Arc length (distance traveled) measures the full path a particle actually covers, found by integrating speed: ∫√((dx/dt)² + (dy/dt)²) dt. Displacement only measures the straight-line change in position from start to end. A particle can loop back to where it started with zero displacement but a large arc length. On FRQs, 'how far did the particle travel' means arc length, while 'change in position' means displacement.
For y = f(x) on [a, b], arc length is L = ∫ₐᵇ √(1 + (f′(x))²) dx, which is learning objective AP Calc 8.13.A.
For a parametric curve, arc length is L = ∫ₐᵇ √((dx/dt)² + (dy/dt)²) dt, integrated over t-values (AP Calc 9.3.A).
Both formulas are the Pythagorean theorem applied to infinitely many tiny pieces of the curve, then summed with an integral.
The curve must be smooth, meaning the derivative exists and is continuous on the interval, or the formula doesn't apply.
Distance traveled by a moving particle equals the arc length of its path, because integrating speed is the same as integrating √((dx/dt)² + (dy/dt)²).
Arc length is BC-only, so AB students won't see it, but BC students should expect it in both Unit 8 and Unit 9 contexts.
For y = f(x) from a to b, it's L = ∫ₐᵇ √(1 + (f′(x))²) dx. For a parametric curve, it's L = ∫ₐᵇ √((dx/dt)² + (dy/dt)²) dt. Both appear in Topics 8.13 and 9.3 of the BC course.
No. Arc length is BC-only. Topic 8.13 and all of Unit 9 are excluded from the AB course, so only BC students are tested on it.
No. Arc length is the total distance traveled along the curve, while displacement is just the straight-line change from starting point to ending point. A particle that loops back to its start has zero displacement but positive arc length.
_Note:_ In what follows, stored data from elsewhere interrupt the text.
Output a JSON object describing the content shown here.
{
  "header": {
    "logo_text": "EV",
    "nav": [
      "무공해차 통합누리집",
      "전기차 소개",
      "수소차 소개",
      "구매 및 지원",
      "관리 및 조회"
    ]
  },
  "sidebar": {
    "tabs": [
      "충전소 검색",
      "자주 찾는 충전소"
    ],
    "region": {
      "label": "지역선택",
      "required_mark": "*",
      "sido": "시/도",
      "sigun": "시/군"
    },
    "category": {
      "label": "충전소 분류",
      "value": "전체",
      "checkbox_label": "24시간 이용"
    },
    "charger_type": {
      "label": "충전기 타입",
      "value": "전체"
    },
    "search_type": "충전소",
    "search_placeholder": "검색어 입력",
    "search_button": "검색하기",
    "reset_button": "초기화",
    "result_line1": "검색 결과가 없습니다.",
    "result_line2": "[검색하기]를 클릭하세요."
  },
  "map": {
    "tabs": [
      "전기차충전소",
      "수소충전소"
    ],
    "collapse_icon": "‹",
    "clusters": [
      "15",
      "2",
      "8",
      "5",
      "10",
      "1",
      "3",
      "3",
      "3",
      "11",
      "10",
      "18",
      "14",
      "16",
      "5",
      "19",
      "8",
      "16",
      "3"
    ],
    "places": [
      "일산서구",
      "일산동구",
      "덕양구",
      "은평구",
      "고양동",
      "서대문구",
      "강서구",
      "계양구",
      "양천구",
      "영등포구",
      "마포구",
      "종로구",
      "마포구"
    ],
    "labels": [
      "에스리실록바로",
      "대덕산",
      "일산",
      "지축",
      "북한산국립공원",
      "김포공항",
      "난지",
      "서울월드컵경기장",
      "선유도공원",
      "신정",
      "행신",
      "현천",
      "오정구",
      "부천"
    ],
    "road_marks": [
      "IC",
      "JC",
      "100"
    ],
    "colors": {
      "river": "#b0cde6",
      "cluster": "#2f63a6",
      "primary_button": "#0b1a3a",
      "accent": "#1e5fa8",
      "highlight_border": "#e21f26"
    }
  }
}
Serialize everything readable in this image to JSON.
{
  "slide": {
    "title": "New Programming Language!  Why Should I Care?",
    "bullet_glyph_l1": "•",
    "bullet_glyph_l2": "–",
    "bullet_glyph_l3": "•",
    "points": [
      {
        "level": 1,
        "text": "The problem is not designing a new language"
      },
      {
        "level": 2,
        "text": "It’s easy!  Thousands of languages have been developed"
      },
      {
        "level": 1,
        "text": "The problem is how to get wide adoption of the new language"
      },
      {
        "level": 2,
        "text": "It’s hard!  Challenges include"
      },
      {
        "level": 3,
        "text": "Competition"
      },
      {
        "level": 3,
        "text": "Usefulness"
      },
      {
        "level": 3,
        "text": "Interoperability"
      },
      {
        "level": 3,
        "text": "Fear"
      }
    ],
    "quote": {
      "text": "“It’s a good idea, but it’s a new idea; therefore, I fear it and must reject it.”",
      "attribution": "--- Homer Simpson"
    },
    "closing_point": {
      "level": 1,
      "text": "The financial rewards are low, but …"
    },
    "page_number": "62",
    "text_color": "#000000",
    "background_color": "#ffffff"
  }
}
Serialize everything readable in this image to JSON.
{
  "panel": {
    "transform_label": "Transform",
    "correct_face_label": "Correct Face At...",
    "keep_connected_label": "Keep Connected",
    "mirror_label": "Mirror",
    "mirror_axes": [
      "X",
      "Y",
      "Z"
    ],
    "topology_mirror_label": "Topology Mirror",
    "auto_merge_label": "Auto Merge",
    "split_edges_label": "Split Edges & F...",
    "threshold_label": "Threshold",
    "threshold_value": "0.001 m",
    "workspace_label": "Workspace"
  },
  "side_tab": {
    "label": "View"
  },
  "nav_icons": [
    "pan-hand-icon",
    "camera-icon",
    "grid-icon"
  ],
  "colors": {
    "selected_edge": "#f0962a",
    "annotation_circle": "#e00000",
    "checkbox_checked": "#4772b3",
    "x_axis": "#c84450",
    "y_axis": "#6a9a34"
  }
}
The formula integrates the derivative, so f′ must exist and be continuous on the interval. At a corner or cusp the derivative fails, and the integral setup breaks down. Exam questions sometimes test exactly this requirement.
Compute dx/dt = 2t and dy/dt = 3t², then evaluate L = ∫₀¹ √((2t)² + (3t²)²) dt = ∫₀¹ √(4t² + 9t⁴) dt. Factor out t² to get ∫₀¹ t√(4 + 9t²) dt, which you can finish with u-substitution.